The Jakarta Post
Indonesia should include youths as one of the priorities in COVID-19 relief efforts, since it is the younger generation who will bear the brunt of the long-term socioeconomic impacts of the pandemic, the United Nations Children’s Fund (UNICEF) says.
There were some 66 million youngsters aged 10 to 24 years old, making up roughly 25 percent of Indonesia's population, UNICEF noted, adding that this generation also suffered during the COVID-19 pandemic as most schools remained closed and many of them also faced the risk of dropping out as families struggled with the economic impact of the health crisis.
“Since the beginning of the COVID-19 pandemic, many have been saying that senior citizens are the most affected by the virus,” UNICEF communications chief Thiery Delvigne-Jean said in a recent statement received by The Jakarta Post.
“However, the youth have been hit hard by COVID-19 in many things: they are unable to go to school and they see their parents losing their jobs or falling ill,” he said, adding that the youth will also have to brace themselves against the long-term impact on the economy, which could affect their opportunity to find a job in the future.
When a parent loses their earnings due to the health crisis, it does not only affect the household finances, but also puts pressure on other family members.
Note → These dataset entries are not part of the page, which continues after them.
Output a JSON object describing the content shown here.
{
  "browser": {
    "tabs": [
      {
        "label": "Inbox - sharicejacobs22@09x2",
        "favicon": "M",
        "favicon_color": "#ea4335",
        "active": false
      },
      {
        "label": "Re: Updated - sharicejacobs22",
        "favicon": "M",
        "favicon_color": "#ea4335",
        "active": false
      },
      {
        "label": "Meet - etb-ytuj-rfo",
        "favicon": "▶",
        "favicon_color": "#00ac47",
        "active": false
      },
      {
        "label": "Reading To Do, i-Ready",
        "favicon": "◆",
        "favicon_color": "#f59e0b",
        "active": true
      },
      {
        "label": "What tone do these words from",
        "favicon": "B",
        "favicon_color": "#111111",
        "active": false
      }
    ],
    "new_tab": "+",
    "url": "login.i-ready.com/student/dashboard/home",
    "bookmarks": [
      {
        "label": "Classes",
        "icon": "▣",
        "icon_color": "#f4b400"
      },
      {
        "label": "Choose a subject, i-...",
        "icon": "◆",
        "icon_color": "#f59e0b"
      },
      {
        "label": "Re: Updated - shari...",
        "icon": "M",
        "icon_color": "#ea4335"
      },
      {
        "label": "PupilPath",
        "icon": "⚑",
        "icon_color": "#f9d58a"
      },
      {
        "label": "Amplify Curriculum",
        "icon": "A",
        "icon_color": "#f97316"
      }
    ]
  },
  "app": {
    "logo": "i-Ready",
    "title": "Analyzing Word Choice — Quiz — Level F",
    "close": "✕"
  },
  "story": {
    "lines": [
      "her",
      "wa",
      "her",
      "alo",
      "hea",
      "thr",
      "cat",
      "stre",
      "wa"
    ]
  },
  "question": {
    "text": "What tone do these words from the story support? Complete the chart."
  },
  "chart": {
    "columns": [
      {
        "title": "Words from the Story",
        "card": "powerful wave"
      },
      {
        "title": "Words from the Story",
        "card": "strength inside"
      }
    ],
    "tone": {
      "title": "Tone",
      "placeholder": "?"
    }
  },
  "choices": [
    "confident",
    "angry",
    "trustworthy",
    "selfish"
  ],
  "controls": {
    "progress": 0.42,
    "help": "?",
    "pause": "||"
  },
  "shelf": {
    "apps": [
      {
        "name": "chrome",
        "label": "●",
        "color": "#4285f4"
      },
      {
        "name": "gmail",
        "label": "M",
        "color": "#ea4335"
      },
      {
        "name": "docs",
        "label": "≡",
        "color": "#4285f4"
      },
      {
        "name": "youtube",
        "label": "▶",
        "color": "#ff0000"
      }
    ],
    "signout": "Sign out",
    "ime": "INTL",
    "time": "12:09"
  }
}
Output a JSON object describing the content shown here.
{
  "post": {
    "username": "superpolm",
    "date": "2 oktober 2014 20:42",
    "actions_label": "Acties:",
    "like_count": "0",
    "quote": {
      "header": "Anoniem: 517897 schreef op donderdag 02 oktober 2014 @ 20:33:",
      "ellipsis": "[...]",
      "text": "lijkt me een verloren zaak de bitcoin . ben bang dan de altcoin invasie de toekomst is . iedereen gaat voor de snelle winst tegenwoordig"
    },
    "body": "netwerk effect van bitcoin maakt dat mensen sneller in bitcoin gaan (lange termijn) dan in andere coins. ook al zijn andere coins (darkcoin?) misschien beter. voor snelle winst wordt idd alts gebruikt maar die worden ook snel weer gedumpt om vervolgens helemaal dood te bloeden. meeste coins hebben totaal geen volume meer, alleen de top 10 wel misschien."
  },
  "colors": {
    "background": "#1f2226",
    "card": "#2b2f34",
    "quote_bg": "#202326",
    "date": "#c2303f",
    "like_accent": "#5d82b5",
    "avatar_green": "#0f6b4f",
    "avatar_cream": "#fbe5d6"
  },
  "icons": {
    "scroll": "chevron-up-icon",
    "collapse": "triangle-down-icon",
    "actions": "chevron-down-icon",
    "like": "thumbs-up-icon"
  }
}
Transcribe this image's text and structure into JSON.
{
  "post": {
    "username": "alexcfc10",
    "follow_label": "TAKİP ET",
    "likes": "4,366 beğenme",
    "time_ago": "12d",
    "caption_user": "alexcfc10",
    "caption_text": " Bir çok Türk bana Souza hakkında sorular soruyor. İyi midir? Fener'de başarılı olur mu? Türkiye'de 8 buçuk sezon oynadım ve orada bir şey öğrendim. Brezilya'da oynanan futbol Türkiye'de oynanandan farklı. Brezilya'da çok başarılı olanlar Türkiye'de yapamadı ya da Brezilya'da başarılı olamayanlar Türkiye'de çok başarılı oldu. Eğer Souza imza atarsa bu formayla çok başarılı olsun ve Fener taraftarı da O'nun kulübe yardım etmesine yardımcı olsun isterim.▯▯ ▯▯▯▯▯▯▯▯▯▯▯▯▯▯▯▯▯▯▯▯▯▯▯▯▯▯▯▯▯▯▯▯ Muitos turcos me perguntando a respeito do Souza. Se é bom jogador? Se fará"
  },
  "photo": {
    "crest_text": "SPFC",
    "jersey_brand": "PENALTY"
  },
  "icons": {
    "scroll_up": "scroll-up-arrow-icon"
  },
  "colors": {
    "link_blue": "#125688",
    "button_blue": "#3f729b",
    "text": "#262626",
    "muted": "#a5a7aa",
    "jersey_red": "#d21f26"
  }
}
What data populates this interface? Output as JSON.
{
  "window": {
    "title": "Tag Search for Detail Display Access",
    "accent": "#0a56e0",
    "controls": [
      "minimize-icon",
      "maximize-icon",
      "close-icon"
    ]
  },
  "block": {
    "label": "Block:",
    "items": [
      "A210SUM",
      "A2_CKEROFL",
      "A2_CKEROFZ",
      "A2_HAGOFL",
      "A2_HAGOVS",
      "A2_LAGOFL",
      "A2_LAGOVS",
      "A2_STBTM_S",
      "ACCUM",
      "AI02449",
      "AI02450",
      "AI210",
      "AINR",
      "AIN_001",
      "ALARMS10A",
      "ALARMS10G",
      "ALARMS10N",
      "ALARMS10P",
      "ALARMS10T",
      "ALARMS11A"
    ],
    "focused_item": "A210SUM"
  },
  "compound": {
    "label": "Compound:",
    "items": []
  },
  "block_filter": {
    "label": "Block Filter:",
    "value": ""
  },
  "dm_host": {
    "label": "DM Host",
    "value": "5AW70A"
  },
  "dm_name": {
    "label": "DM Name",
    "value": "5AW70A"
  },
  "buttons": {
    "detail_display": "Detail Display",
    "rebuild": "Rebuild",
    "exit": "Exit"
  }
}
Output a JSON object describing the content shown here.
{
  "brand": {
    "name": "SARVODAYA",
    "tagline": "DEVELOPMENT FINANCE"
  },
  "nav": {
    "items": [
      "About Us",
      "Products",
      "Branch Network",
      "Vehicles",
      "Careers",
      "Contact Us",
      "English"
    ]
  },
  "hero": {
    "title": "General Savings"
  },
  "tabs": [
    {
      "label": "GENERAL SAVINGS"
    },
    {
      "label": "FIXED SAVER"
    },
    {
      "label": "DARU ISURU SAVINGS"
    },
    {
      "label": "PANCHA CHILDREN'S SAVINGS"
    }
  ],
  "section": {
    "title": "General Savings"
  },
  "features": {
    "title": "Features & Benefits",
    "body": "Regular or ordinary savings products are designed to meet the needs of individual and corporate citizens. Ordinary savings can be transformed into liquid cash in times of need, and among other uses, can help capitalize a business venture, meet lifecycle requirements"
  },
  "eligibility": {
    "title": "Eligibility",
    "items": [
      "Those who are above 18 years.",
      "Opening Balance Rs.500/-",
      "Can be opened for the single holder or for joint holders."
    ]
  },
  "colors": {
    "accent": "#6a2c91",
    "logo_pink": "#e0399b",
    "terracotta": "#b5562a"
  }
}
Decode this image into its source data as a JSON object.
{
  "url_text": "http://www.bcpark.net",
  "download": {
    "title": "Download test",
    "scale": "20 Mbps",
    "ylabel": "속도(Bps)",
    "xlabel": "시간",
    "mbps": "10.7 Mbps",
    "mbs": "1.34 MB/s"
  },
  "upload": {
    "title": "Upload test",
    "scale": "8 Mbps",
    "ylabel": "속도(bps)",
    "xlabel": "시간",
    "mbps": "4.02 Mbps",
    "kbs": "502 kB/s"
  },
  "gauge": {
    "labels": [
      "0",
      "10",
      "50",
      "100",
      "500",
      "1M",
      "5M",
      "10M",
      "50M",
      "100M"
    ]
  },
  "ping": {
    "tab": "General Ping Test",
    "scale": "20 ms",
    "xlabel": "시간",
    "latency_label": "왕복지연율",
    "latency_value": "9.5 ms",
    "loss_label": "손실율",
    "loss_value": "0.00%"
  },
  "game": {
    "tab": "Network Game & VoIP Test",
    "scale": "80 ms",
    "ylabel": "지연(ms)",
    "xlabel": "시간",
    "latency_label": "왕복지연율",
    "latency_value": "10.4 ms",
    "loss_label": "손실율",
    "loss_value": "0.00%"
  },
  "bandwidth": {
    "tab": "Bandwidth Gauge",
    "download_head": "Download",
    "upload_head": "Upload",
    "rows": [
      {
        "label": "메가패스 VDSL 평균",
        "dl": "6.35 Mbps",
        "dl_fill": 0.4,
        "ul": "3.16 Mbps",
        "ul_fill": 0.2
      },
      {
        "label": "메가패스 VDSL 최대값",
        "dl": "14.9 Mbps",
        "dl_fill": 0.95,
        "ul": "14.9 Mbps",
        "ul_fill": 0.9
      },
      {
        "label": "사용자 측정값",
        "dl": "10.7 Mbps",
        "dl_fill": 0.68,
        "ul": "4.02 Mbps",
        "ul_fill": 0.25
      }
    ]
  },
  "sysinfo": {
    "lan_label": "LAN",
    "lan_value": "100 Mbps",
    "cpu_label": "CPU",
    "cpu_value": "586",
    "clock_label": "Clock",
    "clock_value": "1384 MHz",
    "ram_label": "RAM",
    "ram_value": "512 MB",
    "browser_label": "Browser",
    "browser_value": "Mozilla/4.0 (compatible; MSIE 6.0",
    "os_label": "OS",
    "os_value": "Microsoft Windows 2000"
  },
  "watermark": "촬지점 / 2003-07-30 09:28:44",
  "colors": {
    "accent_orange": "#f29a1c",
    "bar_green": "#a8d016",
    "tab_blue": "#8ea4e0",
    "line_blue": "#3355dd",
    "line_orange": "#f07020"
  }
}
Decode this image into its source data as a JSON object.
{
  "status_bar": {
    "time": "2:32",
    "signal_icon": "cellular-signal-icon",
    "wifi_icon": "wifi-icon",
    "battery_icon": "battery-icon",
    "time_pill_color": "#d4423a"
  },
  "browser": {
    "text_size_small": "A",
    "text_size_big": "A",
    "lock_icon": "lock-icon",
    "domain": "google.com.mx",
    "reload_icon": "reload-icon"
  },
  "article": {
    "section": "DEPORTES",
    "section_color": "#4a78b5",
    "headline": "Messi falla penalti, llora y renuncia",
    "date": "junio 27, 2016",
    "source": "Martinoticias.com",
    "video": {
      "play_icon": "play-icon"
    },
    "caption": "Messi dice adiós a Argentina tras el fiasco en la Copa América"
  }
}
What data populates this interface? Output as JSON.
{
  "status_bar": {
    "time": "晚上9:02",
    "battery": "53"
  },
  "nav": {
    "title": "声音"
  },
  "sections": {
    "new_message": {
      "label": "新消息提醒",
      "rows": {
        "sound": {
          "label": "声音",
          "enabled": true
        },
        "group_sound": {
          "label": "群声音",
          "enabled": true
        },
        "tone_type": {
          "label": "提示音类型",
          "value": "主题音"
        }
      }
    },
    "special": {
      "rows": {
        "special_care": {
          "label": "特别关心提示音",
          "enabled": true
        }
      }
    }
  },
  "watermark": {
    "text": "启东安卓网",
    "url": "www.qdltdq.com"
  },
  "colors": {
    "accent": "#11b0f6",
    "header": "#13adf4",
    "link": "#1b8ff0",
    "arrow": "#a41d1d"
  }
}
This could increase the risk of children witnessing or being subjected to abuse in the family, UNICEF noted.
In a survey conducted by UNICEF in early May, one out of 10 teenagers in the country had experienced abuse at home.
The survey, which involved 33,000 teenagers across 34 provinces in Indonesia, also revealed that 57 percent of respondents faced financial difficulties because their parents had been affected by the pandemic.
Moreover, 62 percent of students who attended online classes stated that they need help with internet access as well as teacher’s guidance to navigate the online learning system if the pandemic continues.
To overcome this situation, UNICEF suggested the government invest more in education to ensure that students who have been affected by the pandemic are able to catch up with their studies.
“Mental health and social support should be a priority as well. Upon formulating a COVID-19 action plan, the government should calculate specific risks from young girls as well as other children from vulnerable groups, including those who have to face stigma and discrimination,” Delvigne-Jean said.